You may depend that those odious miscreants and detestable tools to ministry and government, the Tea Consignees, (those traitors to their country—butchers—who have done and are doing everything to murder and destroy all that shall stand in the way of their private interest,) are determined to come (from the castle) and reside again in the town of Boston! I therefore give you this early notice that you may hold yourselves in readiness on the shortest warning, to give them such a reception as such vile ingrates deserve.
(Signed), Joyce, Junior,
Chairman of the Committee for Tarring and Feathering.
☞ If any person shall be so hardy as to tear this down, he may expect my severest resentment.
J., Jun."
[16] A merchant and a former selectman of Boston, member of the Provincial Congress, President of the Massachusetts Board of War during the Revolution, and from Nov. 2, 1775, till his death, a Judge of the Court of Common Pleas for Middlesex County. He died at Weston in December, 1797; aged 79.
[17] Quincy visited England in 1774, and died on the passage home, in sight of his native land, April 26, 1775. He was a lawyer, and in conjunction with John Adams, defended the perpetrators of the "Boston Massacre."
[18] Lord Mahon, a candid British historian, thinks this concession unwisely denied.

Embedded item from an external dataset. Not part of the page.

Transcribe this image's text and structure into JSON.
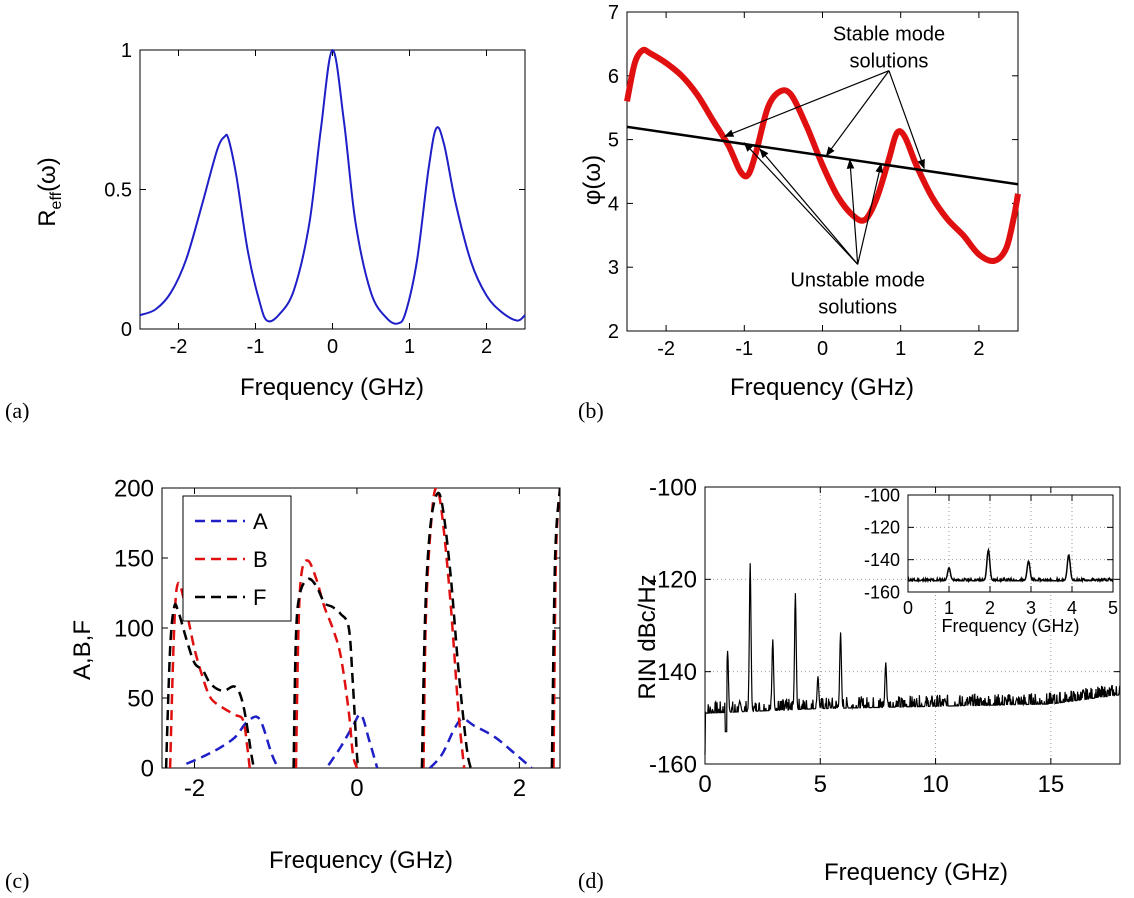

[19] John Rowe, a prominent merchant and patriotic citizen of Boston, died February 17, 1787; aged 72 years. He was many years a Selectman, Overseer of the Poor, and representative to the General Court, and was chairman of the committee chosen June 16, 1779, to fix the prices of merchandise, and to bring to punishment all offenders against the act against monopoly and forestalling. He was a member of the First Lodge of Freemasons, Boston, in 1740; master of the same Lodge in 1749, and fifth Provincial Grand Master in 1768. When, in 1766, Rowe was proposed for representative, Samuel Adams artfully suggested another, by asking—with his eyes on Mr. Hancock's house—"Is there not another John that may do better?" The hint took, and the wealth and influence of Hancock were secured on the side of liberty. Rowe's mansion,—subsequently that of Judge Prescott, father of the historian,—stood on the spot lately occupied by Dr. Robbins' church, in Bedford Street. A wharf and street once bore the name of this true friend of his country, but the wharf alone retains the title. Since 1856, Rowe Street has been absorbed in Chauncy Street.